SpaceX software hangup delays first private launch to space station
SpaceX has announced that it is delaying its scheduled May 7 launch of the first launch of a commercial rocket to the International Space Station so that they can continue to test the software for the space capsule's docking mechanism.
Cape canaveral, Fla. — Space Exploration Technologies, a privately held firm founded and run by entrepreneur Elon Musk, is delaying its trial cargo run to the International Space Station, Musk announced Monday.
With the retirement of the space shuttles last year, NASA is looking to SpaceX and Orbital Sciences Corp to take over flying U.S. cargo to the space station, which orbits about 240 miles (386 km) above Earth. The companies hold combined contracts worth $3.5 billion for cargo delivery services.

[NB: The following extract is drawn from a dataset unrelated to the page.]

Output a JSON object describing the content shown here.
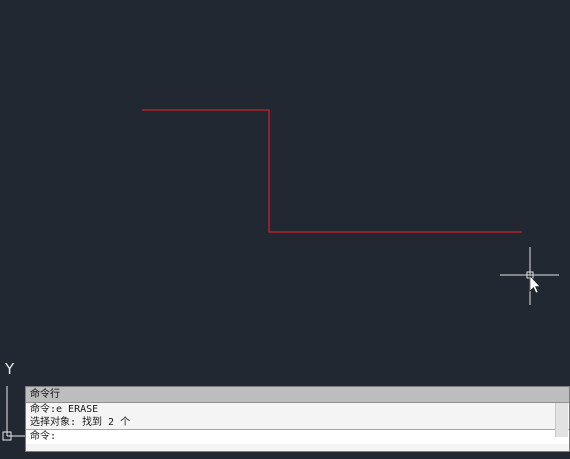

Launch of SpaceX's Falcon 9 rocket and Dragon cargo capsule on SpaceX's trial run to the station was slated for April 30, but the mission is being delayed about a week to allow more time for engineers to test software needed for the capsule's berthing at the station, Musk said in his post.
Last week, NASA cleared SpaceX for launch on April 30, pending a final review of its flight software.
The company successfully launched and recovered a test Dragon capsule in December 2010.
SpaceX is among several firms vying to develop space taxis to fly astronauts to the station as well.
More information about a new launch date for SpaceX is expected later this week.